Кипели страсти-мордасти. С вечера пятницы и до полуночи воскресенья рьяно и шумно пили мужики и частично бабы. Нравы портились: с конца пятидесятых взяли моду пить по-черному и женатые, и молодые. Били друг дружке морды во дворе, сперва мужики, а потом и бабы, от старух до мясистых молодок в цветастых ситцевых халатах. Из окон вопили зрители, а детки тем временем перочинными ножиками вскрывали шкатулки с копейками и буфеты с рафинадом и мармеладом.

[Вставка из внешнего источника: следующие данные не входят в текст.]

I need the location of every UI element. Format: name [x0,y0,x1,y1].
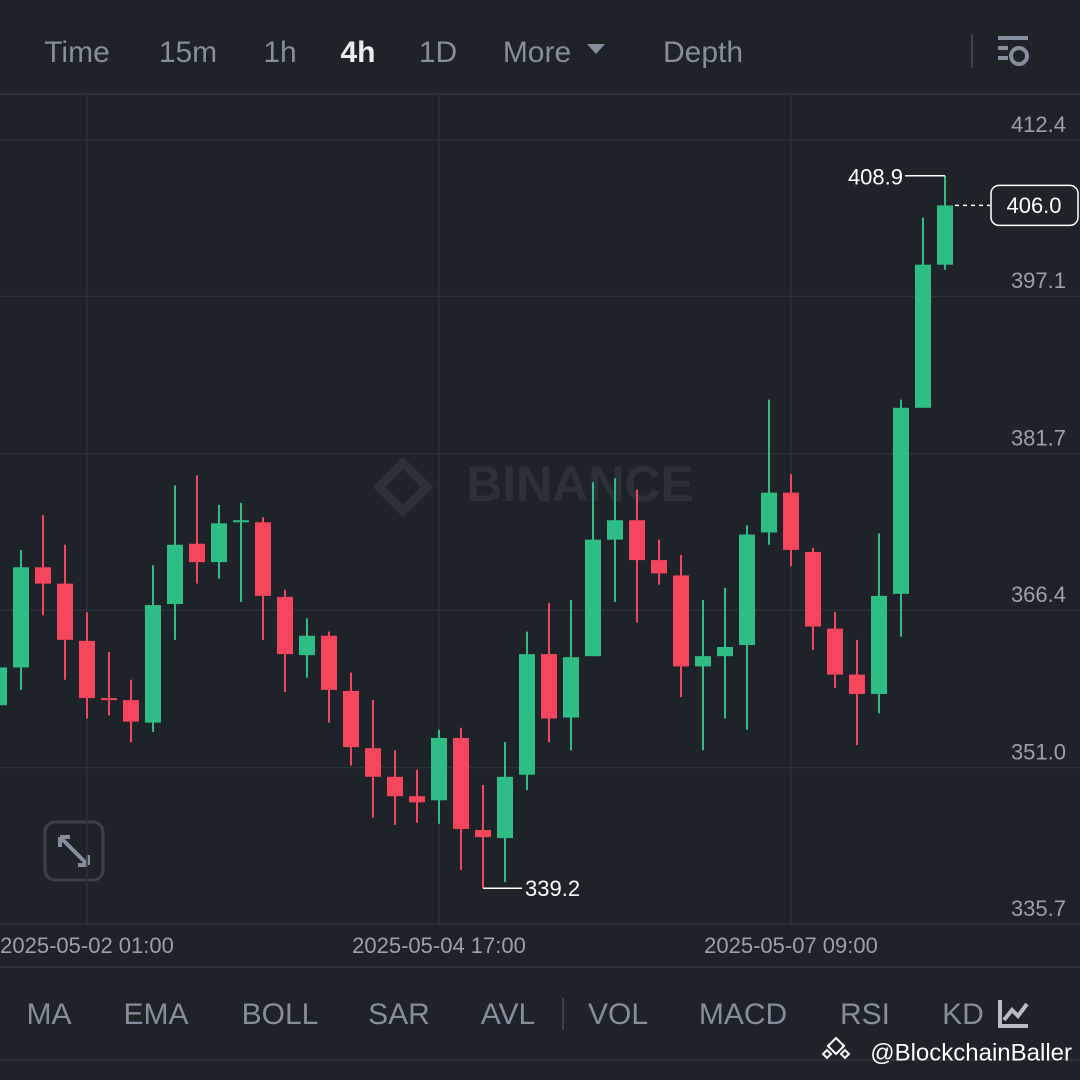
candle-body [123,700,139,722]
dropdown-caret [587,44,605,54]
candle-body [585,539,601,657]
candle-body [145,605,161,723]
candle-body [277,596,293,655]
candle-body [299,635,315,656]
candle-body [805,551,821,627]
tab[interactable]: Time [44,36,110,69]
y-tick-label: 381.7 [1011,426,1066,451]
candle-body [35,567,51,584]
indicator-tab[interactable]: AVL [481,998,535,1031]
indicator-tab[interactable]: KD [942,998,984,1031]
y-tick-label: 397.1 [1011,268,1066,293]
candle-body [0,667,7,706]
last-price-box [990,184,1079,227]
candle-body [233,520,249,523]
settings-icon[interactable] [998,36,1029,66]
candle-body [673,575,689,667]
tab[interactable]: Depth [663,36,743,69]
candle-body [13,567,29,668]
chart-settings-icon[interactable] [998,1000,1029,1028]
watermark-logo [372,456,434,518]
x-tick-label: 2025-05-07 09:00 [704,933,878,958]
indicator-tab[interactable]: EMA [123,998,188,1031]
candle-body [915,264,931,408]
candle-body [849,674,865,695]
y-tick-label: 335.7 [1011,896,1066,921]
expand-button[interactable] [43,820,105,882]
candle-body [937,205,953,265]
indicator-tab[interactable]: MA [27,998,72,1031]
candle-body [365,748,381,777]
candle-body [629,520,645,561]
candle-body [871,595,887,695]
candle-body [497,776,513,839]
candle-body [607,520,623,540]
candle-body [431,737,447,801]
tab[interactable]: More [503,36,571,69]
candle-body [695,656,711,667]
candle-body [453,737,469,829]
last-price-label: 406.0 [1006,193,1061,218]
candle-body [387,776,403,797]
credit: @BlockchainBaller [870,1039,1072,1066]
y-tick-label: 366.4 [1011,582,1066,607]
candle-body [409,796,425,803]
y-tick-label: 351.0 [1011,739,1066,764]
icon-bar [998,46,1008,50]
candle-body [541,654,557,719]
candle-body [651,560,667,574]
indicator-tab[interactable]: BOLL [242,998,319,1031]
candle-body [761,492,777,533]
icon-bar [998,36,1028,40]
candle-body [783,492,799,550]
candle-body [189,543,205,563]
y-tick-label: 412.4 [1011,112,1066,137]
candle-body [167,544,183,605]
candle-body [255,522,271,596]
candle-body [79,640,95,699]
x-tick-label: 2025-05-04 17:00 [352,933,526,958]
tab[interactable]: 15m [159,36,217,69]
logo-diamond [372,456,434,518]
indicator-tab[interactable]: SAR [368,998,430,1031]
indicator-tab[interactable]: VOL [588,998,648,1031]
candle-body [739,534,755,645]
icon-gear [1009,46,1029,66]
button-frame [43,820,105,882]
candle-body [57,583,73,640]
tab[interactable]: 1D [419,36,457,69]
tab[interactable]: 4h [340,36,375,69]
candle-body [519,654,535,775]
high-label: 408.9 [848,165,903,190]
candle-body [475,829,491,838]
candle-body [717,646,733,657]
candle-body [211,523,227,563]
candle-body [827,628,843,675]
x-tick-label: 2025-05-02 01:00 [0,933,174,958]
candle-body [101,698,117,701]
candle-body [563,657,579,718]
candle-body [343,690,359,748]
icon-bar [998,56,1008,60]
candle-body [893,407,909,594]
indicator-tab[interactable]: MACD [699,998,787,1031]
tab[interactable]: 1h [263,36,296,69]
low-label: 339.2 [525,876,580,901]
credit-logo [821,1036,851,1060]
candle-body [321,635,337,690]
indicator-tab[interactable]: RSI [840,998,890,1031]
watermark: BINANCE [466,456,694,512]
expand-icon [58,835,90,867]
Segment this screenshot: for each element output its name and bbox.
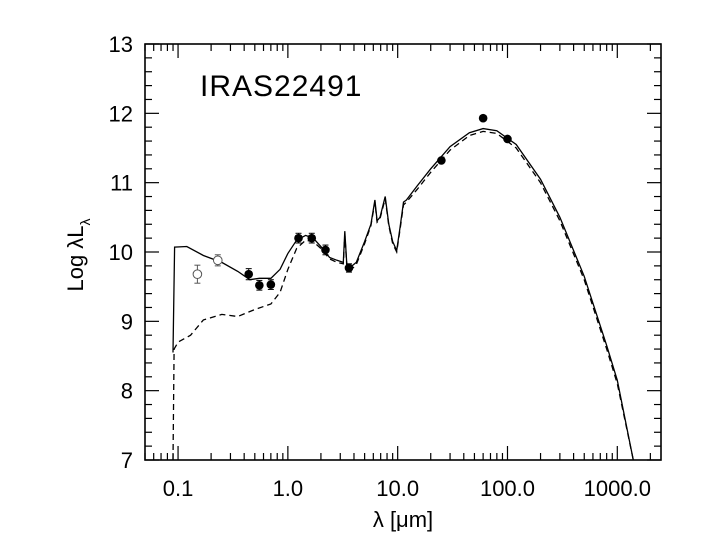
x-tick-label: 1000.0 <box>584 476 651 501</box>
x-tick-label: 0.1 <box>163 476 194 501</box>
x-tick-labels: 0.1 1.0 10.0 100.0 1000.0 <box>163 476 651 501</box>
model-curve-solid <box>172 127 634 460</box>
plot-frame <box>144 43 662 461</box>
y-tick-label: 11 <box>110 171 133 196</box>
chart-title: IRAS22491 <box>200 70 362 103</box>
x-tick-label: 1.0 <box>273 476 304 501</box>
data-point-filled <box>244 269 254 279</box>
data-point-filled <box>255 280 264 290</box>
y-tick-label: 12 <box>109 101 133 126</box>
x-tick-label: 10.0 <box>376 476 419 501</box>
y-tick-label: 13 <box>109 32 133 57</box>
y-axis-title-main: Log λL <box>63 225 88 291</box>
data-point-filled <box>321 245 330 255</box>
data-point-open <box>212 255 223 266</box>
model-curve-dashed <box>172 130 634 460</box>
data-point-filled <box>437 156 446 165</box>
data-point-filled <box>294 233 303 243</box>
x-tick-label: 100.0 <box>480 476 535 501</box>
y-tick-label: 7 <box>121 448 133 473</box>
data-point-filled <box>344 263 354 273</box>
y-axis-title-subscript: λ <box>77 218 93 225</box>
data-point-filled <box>478 113 488 123</box>
y-tick-labels: 7 8 9 10 11 12 13 <box>109 32 133 473</box>
y-tick-label: 8 <box>121 379 133 404</box>
data-point-filled <box>503 134 512 144</box>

В пятиугольном дворе, помимо скверика из нескольких старых тополей и груш, поместился подгнивший деревянный флигелек в два этажа: на втором жэк, на первом жила дворничиха, одинокая бабища польской крови и зверского нрава, с тремя разномастными дочками. Дворничиху звали Ванда, и все во дворе — отпетые алкаши, шпана, крутые стервы и старухи-матерщинницы, — все ее насмерть боялись. Потому что каждый знал (и мало кто рисковал вслух брякнуть), что Ванда эта — страшная, суровая, скандальная бой-баба. А еще она гонит самогон поразительной крепости и вонючести, а еще — она ведьма, в любом пакостном деле готова помочь за соответствующую мзду. И не попрешь против, не пожалуешься, потому как хлещет задарма ее самогонку начальник жэка, а по вечерам, не таясь, стучится в ее флигелек участковый милиционер.